El_Mewo
El_Mewo

Reputation: 109

How does the range for inner contents of braces work in Vim?

From Drew Neil's fantastic book "Practical Vim" I learned what you can do with the :g command. However, there is one expression I don't get.

:g/{/ .+1,/}/-1 sort

This sorts all lines between braces in the file alphabetically. The general form of this command is

:global/{pattern}/[cmd]

, with [cmd] consisting of [range] [cmd]. I get that the search pattern is the starting point, so :g/{/is clear. Then follows the range .+1,/}/-1, with . being the current line (i.e. every line matching the pattern { ), +1 adding a one-line offset, , separating the start of the range from the end, /}/ saying "until the closing brace" and -1 subtracting one line to match only the inner contents of the braces. What I don't get is the /}/ part. What are the slashes needed for? Why is it not possible to just write }?

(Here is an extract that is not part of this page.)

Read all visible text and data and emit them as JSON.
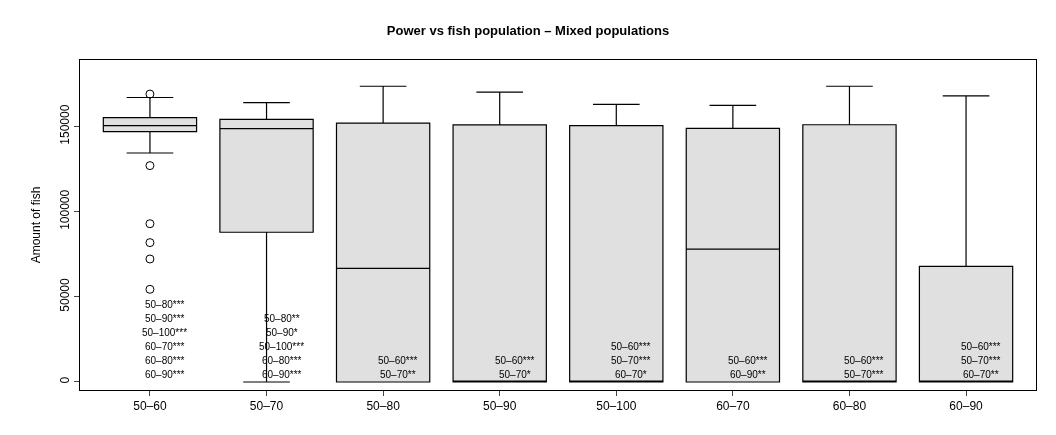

EDIT: From Vimhelp 10.3 I now know that /}/is the search pattern used for the upper range boundary. Which leaves me still confused about the second / here. So the updated question is: Why do I need the second / before -1?

Upvotes: 2

Views: 62

Answers (1)

Ingo Karkat
Ingo Karkat

Reputation: 172698

With ranges, the /.../ are always needed to tell Vim: this is a pattern, search for the next match and position the cursor there; that's where I want to start/end the range. If you look at :help :range, a literal } is not allowed there; Vim wants a line number, or a symbol representing such, a mark, or a search pattern. The only allowed variation is ?...? for an upwards search.

When you try out your suggested variant, you'll get

E492: Not an editor command: .+1,}-1 sort

Another way to motivate this is by abstracting from the concrete { ... } delimiters. Imagine how the range would look if you wanted a range inside foo ... bar. What if the range were 000 ... 999; Vim would not be able to differentiate between a literal number range (line 999) and the search (next line that contains 999).